ヴィエンヌ

  ヴィエンヌ (Vienne)は、フランス南東部、イゼール県の都市。ローヌ川の左岸に位置する河港都市で、古来、交通の要衝として重要な地位を占めてきた。

歴史

 ローマ帝国に占領される前はアロブロゲス人たちの拠点都市のひとつであり、ローマ併合後はウィエネンシス州の主要都市となった。古代ローマ時代の名称ウィエンナ(Vienna)はカエサルの『ガリア戦記』にも見られるが、正確な語源は分からないらしい。その後、ブルグント王国の首都となり、1349年にフランス王国に編入された。

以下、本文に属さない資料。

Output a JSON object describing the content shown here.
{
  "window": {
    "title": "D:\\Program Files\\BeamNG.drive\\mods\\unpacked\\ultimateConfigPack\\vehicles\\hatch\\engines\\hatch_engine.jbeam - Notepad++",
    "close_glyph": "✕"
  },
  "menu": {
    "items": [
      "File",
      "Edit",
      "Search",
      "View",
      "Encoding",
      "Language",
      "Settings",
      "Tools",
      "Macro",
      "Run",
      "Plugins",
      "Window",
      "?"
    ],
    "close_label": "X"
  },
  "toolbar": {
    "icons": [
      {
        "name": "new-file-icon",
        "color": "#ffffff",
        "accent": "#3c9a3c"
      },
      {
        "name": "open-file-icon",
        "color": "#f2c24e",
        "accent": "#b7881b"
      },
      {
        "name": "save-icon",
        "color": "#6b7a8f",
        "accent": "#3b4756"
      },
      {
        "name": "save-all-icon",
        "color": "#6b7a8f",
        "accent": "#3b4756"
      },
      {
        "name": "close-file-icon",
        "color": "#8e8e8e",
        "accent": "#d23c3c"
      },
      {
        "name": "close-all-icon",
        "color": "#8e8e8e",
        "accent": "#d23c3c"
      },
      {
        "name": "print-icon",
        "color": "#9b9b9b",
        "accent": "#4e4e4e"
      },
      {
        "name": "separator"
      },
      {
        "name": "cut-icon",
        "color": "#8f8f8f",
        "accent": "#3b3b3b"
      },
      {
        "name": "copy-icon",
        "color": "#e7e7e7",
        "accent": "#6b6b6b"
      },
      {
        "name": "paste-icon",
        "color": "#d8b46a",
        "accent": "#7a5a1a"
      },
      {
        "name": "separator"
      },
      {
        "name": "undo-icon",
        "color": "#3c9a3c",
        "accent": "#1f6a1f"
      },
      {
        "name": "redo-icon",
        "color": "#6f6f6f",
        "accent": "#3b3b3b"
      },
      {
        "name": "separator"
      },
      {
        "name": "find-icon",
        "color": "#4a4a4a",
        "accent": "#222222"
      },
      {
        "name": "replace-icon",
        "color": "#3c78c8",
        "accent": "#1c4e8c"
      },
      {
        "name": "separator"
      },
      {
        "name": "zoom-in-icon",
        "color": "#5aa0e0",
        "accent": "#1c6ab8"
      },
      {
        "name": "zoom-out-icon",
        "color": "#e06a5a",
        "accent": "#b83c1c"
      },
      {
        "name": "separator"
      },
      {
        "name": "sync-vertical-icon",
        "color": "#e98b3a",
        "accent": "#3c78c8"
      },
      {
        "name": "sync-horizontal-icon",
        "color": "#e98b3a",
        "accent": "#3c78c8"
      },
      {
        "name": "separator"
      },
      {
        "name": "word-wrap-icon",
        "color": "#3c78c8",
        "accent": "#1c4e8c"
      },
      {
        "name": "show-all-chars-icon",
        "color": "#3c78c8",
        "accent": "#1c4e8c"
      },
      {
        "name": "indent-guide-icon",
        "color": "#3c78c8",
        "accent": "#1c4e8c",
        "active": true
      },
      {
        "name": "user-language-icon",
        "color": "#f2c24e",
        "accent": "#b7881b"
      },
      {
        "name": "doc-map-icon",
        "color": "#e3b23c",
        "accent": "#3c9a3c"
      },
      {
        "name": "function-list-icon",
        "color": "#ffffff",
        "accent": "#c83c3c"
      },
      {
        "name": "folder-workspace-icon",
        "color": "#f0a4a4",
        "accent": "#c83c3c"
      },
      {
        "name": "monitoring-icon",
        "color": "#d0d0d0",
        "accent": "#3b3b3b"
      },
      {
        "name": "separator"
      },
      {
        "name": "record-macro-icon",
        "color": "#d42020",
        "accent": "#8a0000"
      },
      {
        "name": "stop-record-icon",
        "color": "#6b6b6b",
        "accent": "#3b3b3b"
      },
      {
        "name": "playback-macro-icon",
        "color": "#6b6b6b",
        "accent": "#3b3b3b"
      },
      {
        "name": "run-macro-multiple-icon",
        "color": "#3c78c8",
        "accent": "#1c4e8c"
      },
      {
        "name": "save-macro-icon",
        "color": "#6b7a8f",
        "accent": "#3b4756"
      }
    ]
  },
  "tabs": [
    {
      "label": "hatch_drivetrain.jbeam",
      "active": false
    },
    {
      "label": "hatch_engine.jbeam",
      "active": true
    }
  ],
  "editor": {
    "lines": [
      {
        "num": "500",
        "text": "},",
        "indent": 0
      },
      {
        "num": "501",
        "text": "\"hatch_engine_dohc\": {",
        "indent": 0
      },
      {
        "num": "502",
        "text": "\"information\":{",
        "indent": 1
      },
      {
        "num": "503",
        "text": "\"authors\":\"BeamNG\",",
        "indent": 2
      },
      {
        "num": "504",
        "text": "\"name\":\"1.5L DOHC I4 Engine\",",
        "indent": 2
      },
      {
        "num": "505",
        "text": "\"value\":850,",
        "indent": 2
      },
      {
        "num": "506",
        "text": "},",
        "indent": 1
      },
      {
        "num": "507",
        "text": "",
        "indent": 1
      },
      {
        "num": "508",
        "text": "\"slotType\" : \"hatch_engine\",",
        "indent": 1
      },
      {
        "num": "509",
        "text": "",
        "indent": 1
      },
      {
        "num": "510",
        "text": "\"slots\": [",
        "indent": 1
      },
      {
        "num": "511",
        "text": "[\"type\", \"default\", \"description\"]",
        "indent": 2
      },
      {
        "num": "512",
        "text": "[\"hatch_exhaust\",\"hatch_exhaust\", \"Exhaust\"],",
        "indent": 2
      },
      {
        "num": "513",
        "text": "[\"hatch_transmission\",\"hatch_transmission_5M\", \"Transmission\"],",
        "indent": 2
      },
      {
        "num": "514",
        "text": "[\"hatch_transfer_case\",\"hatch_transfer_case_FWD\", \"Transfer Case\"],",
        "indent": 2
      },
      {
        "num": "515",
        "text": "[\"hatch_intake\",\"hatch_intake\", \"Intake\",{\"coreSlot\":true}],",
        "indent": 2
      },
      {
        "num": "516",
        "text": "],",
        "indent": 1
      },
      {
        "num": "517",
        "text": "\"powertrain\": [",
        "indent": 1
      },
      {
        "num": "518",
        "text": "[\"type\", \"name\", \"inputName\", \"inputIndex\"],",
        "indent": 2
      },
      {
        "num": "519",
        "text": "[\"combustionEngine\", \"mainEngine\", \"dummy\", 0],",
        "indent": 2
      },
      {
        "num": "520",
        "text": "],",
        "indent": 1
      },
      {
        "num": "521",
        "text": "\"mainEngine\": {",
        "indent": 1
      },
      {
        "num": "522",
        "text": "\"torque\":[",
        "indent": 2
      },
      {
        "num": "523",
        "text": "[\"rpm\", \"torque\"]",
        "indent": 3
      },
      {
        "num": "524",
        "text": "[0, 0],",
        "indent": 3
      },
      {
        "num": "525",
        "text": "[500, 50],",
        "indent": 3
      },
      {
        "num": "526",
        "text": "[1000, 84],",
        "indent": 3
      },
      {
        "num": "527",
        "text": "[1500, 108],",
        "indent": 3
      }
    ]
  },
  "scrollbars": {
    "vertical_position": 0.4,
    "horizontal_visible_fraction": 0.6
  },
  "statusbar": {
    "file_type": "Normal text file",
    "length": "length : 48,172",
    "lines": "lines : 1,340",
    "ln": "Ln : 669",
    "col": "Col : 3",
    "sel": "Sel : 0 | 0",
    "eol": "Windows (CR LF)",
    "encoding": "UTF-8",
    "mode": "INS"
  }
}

 現在でも古代ローマ時代の劇場跡や神殿跡、13世紀以降に現在の形に改築されたサン=モーリス大聖堂などが残っている *1

ノストラダムス関連

 ノストラダムス自身がヴィエンヌに立ち寄ったことかどうかを史料的に確認できるかは不明だが、ヴィエンヌから川沿いに少し遡上すればリヨンに至るため、当然立ち寄ったことはあっただろう。

 フランス語ではオーストリアのウィーンのことも Vienne と綴るので、百詩篇集での登場箇所を特定するのはやや難しいが、第9巻70番(未作成)第10巻94番(未作成)でほぼ確実に言及されている。
 第1巻82番(未作成)第5巻94番(未作成)第10巻61番(未作成)は中欧の地名などと登場しているため、ウィーンの方と思われる。ほか、恐らく偽作だろうが第8巻の補遺篇6番でも言及されているものの、これはどちらか特定できない。